Lichtenstein by Hauff Wilhelm

Lichtenstein by Hauff Wilhelm

Autor:Hauff, Wilhelm
Die sprache: deu
Format: epub
Herausgeber: (Privatkopie)
veröffentlicht: 2010-02-03T05:00:00+00:00


VIII

–Und der Graf, gerührt von solches

Hohen Opfers hohem Geiste

Bei der Freude süßer Regung,

Kann der Freundschaft mildem Taue

Der durchs Herz ihm, der durchs Auge

Schon ihm schleicht, nicht widerstehen.

P. Conz

Als die beiden Männer in dem weiten Saale von Lichtenstein allein waren, trat der Alte dicht vor Georg hin, und schaute ihn an, als messe er prüfend seine Züge. Ein Strahl von Begeisterung und Freude drang aus seinen Augen, die Melancholie seiner Stirne war verschwunden, er war heiter, fröhlich sogar, wie der Vater, der einen Sohn empfängt, der von langen Reisen zurückkehrt. Endlich stahl sich eine Träne aus seinem glänzenden Auge, aber es war eine Träne der Freude, denn er zog den überraschten Jüngling an sein Herz.
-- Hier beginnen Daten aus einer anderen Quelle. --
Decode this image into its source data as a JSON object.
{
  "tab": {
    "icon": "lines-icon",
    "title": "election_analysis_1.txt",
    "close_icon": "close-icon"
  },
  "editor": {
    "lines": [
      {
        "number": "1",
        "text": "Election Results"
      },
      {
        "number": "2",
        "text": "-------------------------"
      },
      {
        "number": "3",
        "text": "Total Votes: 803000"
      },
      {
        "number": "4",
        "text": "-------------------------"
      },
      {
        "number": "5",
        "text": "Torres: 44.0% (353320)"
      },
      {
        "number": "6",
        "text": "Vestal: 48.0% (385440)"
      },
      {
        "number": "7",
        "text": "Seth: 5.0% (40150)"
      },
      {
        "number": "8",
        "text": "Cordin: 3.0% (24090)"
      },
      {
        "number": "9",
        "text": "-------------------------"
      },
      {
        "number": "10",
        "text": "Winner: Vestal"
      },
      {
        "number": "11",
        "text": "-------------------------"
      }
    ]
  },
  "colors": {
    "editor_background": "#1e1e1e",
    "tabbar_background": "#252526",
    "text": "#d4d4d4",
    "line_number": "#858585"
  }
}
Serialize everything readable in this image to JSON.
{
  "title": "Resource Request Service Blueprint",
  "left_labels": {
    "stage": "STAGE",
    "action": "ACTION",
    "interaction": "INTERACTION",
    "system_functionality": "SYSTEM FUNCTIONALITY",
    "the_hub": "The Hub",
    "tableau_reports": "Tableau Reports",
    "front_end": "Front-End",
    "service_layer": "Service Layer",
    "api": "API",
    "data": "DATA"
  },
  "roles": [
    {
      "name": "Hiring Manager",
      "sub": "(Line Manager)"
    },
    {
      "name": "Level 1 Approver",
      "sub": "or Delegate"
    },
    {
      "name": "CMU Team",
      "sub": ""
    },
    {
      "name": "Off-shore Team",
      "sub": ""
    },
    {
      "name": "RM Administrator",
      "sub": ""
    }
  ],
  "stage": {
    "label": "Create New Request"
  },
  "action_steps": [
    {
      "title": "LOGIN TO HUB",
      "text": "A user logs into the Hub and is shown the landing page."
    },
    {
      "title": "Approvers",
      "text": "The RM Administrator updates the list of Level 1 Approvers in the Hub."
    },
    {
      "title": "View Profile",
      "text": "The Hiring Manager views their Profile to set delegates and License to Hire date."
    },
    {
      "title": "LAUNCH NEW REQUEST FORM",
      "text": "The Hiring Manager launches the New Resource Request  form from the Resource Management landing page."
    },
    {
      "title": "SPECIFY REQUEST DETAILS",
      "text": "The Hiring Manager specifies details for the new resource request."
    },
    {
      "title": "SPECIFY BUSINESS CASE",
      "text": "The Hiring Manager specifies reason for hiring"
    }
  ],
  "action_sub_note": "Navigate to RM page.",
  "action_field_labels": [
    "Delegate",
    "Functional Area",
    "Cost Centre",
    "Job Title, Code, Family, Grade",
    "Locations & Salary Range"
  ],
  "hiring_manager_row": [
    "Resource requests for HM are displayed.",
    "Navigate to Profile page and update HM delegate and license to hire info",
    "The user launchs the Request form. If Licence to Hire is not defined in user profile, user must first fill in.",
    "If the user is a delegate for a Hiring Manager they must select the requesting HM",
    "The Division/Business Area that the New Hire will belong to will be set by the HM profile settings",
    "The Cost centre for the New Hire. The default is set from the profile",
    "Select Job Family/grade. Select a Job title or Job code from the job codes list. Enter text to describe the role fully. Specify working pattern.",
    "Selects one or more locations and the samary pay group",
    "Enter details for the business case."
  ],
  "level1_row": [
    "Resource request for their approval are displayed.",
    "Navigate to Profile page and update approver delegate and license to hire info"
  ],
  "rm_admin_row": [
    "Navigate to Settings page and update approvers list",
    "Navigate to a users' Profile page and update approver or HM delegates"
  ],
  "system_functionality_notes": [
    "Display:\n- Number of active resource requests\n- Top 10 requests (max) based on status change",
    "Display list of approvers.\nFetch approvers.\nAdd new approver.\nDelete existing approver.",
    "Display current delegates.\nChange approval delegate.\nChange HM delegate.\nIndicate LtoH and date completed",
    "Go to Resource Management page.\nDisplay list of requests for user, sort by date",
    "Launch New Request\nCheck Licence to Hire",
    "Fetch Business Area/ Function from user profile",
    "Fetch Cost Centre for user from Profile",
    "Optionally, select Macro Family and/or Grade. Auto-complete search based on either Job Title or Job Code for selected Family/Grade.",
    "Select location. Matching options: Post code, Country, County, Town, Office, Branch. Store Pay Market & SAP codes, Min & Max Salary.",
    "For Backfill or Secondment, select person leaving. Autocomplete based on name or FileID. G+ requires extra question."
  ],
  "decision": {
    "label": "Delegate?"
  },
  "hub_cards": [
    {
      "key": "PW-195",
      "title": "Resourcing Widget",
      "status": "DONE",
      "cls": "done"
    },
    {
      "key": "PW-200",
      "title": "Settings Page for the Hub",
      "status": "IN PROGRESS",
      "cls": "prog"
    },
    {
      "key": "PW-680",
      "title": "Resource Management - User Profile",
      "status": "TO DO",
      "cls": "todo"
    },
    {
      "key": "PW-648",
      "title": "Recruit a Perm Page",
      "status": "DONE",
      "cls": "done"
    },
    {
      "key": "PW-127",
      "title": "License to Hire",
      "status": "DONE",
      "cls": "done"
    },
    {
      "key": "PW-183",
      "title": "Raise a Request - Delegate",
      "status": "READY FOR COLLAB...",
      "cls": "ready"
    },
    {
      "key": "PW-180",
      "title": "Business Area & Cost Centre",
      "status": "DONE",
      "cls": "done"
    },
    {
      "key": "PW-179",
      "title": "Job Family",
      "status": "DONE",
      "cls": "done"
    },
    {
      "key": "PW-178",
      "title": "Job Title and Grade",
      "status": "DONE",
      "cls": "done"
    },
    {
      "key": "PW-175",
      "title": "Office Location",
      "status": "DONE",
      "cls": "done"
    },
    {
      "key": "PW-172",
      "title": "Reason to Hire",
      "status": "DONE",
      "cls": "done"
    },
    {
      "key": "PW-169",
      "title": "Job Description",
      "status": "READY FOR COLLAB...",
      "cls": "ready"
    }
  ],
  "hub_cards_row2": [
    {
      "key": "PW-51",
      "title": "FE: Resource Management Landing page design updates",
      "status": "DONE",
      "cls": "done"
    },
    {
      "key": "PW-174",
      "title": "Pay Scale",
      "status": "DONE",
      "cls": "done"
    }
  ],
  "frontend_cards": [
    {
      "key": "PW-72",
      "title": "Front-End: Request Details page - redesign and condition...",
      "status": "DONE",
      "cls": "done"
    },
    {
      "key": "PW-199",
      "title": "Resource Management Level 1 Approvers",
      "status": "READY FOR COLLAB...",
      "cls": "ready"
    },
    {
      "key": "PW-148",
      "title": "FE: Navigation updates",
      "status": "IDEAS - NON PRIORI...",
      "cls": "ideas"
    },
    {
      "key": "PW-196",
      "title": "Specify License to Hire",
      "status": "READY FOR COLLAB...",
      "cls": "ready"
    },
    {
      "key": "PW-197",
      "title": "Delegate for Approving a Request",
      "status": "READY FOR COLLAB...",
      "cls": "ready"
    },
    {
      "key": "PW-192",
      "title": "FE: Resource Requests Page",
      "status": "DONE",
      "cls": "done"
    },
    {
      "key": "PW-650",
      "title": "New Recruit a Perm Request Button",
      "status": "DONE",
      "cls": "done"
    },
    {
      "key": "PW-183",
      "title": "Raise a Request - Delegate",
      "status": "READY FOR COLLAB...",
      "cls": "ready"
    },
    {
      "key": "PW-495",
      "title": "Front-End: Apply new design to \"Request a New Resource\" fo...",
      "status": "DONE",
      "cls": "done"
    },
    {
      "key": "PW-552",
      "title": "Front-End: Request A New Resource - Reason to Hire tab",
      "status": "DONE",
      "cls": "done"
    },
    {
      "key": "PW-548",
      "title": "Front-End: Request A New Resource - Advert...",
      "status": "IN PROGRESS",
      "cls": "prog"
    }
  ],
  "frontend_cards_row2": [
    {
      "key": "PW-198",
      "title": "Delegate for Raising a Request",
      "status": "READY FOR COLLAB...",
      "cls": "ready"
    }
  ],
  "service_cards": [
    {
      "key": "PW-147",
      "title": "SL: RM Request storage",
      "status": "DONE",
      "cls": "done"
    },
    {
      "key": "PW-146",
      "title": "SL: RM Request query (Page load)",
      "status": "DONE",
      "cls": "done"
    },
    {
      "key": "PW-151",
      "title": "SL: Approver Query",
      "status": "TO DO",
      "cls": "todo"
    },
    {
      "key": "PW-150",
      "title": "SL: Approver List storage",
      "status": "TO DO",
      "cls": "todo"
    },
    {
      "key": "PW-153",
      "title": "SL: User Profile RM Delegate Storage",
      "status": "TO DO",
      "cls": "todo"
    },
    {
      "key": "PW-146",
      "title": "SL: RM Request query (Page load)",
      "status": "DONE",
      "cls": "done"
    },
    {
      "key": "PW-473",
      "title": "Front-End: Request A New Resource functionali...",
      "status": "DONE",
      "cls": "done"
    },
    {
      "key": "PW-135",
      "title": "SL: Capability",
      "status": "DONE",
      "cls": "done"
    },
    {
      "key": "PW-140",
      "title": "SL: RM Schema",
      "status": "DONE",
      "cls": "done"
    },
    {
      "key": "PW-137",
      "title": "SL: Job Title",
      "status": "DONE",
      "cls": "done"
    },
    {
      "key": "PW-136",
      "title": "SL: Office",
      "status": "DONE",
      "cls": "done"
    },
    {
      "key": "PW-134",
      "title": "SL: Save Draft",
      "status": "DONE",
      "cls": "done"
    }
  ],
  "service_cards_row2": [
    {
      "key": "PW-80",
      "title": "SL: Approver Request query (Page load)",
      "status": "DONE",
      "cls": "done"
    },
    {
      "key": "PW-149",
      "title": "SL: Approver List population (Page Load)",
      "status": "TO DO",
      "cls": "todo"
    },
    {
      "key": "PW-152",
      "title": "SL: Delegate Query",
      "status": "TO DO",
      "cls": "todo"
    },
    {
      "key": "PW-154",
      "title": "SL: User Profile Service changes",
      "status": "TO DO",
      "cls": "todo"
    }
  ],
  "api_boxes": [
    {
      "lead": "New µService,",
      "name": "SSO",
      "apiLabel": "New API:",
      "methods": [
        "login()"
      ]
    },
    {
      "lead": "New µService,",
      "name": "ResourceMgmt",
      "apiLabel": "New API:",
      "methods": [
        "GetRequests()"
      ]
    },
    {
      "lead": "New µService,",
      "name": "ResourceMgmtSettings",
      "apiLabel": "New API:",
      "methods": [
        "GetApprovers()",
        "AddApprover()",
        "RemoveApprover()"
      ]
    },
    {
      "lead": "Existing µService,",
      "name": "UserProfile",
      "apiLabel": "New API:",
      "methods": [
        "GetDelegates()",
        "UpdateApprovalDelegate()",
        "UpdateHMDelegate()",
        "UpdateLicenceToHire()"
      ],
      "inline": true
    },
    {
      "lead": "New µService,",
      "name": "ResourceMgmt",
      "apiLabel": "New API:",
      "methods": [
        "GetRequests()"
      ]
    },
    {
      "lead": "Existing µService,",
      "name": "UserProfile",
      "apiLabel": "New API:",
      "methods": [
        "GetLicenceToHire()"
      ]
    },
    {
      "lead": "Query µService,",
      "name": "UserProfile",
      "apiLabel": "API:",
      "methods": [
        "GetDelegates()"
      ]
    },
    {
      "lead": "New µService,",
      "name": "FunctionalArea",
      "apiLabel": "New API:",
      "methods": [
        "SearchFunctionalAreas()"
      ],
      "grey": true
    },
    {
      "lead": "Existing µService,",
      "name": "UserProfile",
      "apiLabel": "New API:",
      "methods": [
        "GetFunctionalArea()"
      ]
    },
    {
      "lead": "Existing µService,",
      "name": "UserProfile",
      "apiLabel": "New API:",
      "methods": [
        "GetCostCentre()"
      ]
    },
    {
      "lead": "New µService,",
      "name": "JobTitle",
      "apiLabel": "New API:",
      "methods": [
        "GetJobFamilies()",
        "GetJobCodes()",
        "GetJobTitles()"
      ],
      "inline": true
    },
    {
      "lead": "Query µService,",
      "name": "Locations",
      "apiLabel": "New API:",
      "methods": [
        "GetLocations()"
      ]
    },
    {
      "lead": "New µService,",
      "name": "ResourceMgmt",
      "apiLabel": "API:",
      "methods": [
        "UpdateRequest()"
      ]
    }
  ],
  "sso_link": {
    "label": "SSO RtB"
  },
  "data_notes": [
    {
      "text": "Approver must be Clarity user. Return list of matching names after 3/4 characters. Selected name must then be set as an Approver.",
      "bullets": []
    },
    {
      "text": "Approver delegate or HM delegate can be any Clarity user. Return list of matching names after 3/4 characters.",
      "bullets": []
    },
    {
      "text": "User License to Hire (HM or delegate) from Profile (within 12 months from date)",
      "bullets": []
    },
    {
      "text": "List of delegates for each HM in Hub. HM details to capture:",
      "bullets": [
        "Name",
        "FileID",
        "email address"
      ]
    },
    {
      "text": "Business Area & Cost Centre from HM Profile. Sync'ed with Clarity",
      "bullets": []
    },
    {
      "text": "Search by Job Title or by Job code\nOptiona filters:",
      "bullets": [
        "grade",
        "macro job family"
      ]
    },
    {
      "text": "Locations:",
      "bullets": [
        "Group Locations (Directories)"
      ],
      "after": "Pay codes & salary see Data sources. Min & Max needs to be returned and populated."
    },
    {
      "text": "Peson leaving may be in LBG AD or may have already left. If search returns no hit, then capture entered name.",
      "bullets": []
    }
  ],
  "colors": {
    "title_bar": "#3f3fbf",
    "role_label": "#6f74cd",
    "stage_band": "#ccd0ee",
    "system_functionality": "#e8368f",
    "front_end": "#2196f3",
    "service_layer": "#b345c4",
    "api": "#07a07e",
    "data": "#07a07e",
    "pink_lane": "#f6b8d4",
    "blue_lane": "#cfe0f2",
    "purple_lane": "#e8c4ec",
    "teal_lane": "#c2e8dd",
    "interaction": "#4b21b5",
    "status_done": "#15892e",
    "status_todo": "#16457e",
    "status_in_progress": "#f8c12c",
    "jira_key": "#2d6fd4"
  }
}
»Ich pflege nicht weich zu sein«, sprach er nach dieser feierlichen Umarmung zu Georg, »aber solche Augenblicke überwinden die Natur, denn sie sind selten. Darf ich denn wirklich meinen alten Augen trauen? trügen die Züge dieses Briefes nicht? ist dieses Siegel echt und darf ich ihm glauben? doch – was zweifle ich! hat nicht die Natur Euch ihr Siegel auf die freie Stirne gedrückt? sind die Züge nicht echt, die sie auf den offenen Brief Eures Gesichtes geschrieben? nein, Ihr könnet nicht täuschen – die Sache meines unglücklichen Herrn hat einen Freund gefunden!«

»Wenn Ihr die Sache des vertriebenen Herzogs meinet, so habt Ihr recht gesehen, sie hat einen warmen Anhänger gefunden. Der Ruf bezeichnete mir längst den Herrn von Lichtenstein, als einen treuen Freund des Herzogs, und ich wäre vielleicht auch ohne den Rat jenes unglücklichen Mannes, der mich zu Euch schickte, gekommen, Euch zu besuchen.«

»Setzet Euch zu mir, junger Freund«, sagte der Alte, dessen Augen immer noch mit Liebe auf dem Jüngling zu ruhen schienen; »setzet Euch hier und höret was ich sage. Ich liebe es sonst nicht, wenn die Leute ihre Farbe ändern, ich habe in meinem langen Leben gelernt, daß man die Überzeugung eines jeden ehren müsse, und daß ein Mann, wenn er nur sonst reine Absichten hat, nicht gerade deswegen zu verdammen sei, weil er anderer Meinung ist, als wir. Aber wenn man seine Farbe mit so uneigennützigen Absichten ändert wie Ihr, Georg von Sturmfeder, wenn man dem Glück den Rücken kehrt, um sich an das Unglück anzuschließen, da hat die Änderung großen Wert, denn sie trägt das Gepräge einer edlen Tat an der Stirne.«

Georg errötete über sich selbst, als er hörte, wie der Lichtensteiner seine uneigennützigen Absichten pries. War es denn nicht auch die schöne Tochter, was ihn zu der Fahne des Vaters führte? Und mußte er nicht in der Achtung dieses Mannes sinken, wenn über kurz oder lange dieses Motiv seines Übertrittes ans Licht kam? »Ihr seid zu gütig«, antwortete er; »die Absichten eines Menschen liegen oft tiefer verborgen, als man auf den ersten Anblick glaubt; seid versichert, daß mein Übertritt zu Eurer Sache zwar zum Teil von dem empörten Gefühl des Rechtes geleitet wurde; doch könnte es auch einen irdischeren Beweggrund geben, Herr Ritter; und ich möchte nicht, daß Ihr mich für zu gut hieltet, es würde mir um so weher tun, wenn Ihr nachher ungünstiger von mir urteiltet.